In Clay Matthews, the Packers are getting a player in decline. We track a metric called Production Ratio that measures the impact plays (sacks and tackles for loss) a pass rusher makes against the number of games he plays. For example, Kyler Fackrell had 10.5 sacks and 12 tackles for loss in 16 games this year, giving him a Production Ratio of 1.41. A quality starter should be in that ballpark, and a very good to elite player should have a ratio of 1.5 or higher.
Here is how Clay Matthews’s Production Ratio has trended over his career:
Matthews hasn’t been above 1.5 since 2014 and finally fell off a cliff in 2018, posting a PR of just 0.66. That’s not to say there haven’t been things that he’s done well over the last few seasons, even if the stats aren’t there. But it’s just a plain fact that he’s not producing at the level he used to.
That he has declined is not an indictment of Matthews. Aging players decline. That’s how aging works. But it does give me significant pause as far as the second question: how will the Packers use him?
Players in decline can still be useful, but if Matthews can’t be useful (or, even if he can be useful, productive) as a pass rusher, what do the Packers do? They could play him more inside, but Blake Martinez is already there, Antonio Morrison is fine (if limited), and Oren Burks should be ready to take a step next season.

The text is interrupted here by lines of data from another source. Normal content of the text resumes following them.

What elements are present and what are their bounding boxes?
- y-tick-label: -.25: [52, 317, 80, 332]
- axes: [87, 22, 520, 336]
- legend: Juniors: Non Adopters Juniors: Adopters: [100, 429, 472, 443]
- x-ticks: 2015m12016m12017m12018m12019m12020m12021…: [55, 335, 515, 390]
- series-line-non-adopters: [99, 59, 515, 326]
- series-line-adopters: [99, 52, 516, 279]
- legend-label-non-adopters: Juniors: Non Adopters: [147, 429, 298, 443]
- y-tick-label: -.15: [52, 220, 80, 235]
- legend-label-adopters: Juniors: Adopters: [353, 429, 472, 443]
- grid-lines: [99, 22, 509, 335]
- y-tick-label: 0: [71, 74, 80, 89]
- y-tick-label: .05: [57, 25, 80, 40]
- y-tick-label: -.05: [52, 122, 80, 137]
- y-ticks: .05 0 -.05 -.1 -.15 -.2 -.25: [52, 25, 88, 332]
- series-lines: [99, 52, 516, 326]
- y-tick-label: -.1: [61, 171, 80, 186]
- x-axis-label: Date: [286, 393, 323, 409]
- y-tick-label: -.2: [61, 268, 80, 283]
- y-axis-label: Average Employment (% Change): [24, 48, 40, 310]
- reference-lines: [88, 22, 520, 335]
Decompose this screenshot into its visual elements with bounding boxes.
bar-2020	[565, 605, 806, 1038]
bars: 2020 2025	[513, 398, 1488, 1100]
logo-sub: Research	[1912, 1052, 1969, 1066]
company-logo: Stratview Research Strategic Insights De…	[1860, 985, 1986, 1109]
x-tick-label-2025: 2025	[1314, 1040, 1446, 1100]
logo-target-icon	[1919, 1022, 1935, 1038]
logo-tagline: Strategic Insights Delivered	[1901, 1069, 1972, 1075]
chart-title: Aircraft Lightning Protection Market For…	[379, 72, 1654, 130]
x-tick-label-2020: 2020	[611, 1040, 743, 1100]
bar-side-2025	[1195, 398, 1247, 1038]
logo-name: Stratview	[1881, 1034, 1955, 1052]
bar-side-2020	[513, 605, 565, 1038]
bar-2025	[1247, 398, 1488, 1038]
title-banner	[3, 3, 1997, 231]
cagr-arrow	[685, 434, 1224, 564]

Even if Matthews is an improvement over Morrison and Burks, that’s not a very compelling case. Inside linebacker hasn’t been a priority for the Packers in a long time, and if it’s going to become one now, selling Matthews as a slight improvement over Morrison and Burks doesn’t move the needle for me. If I’m Brian Gutekunst, I will thank Matthews for his very good Packers career, take a moment to remember when it was time, and look to spend my cap space elsewhere.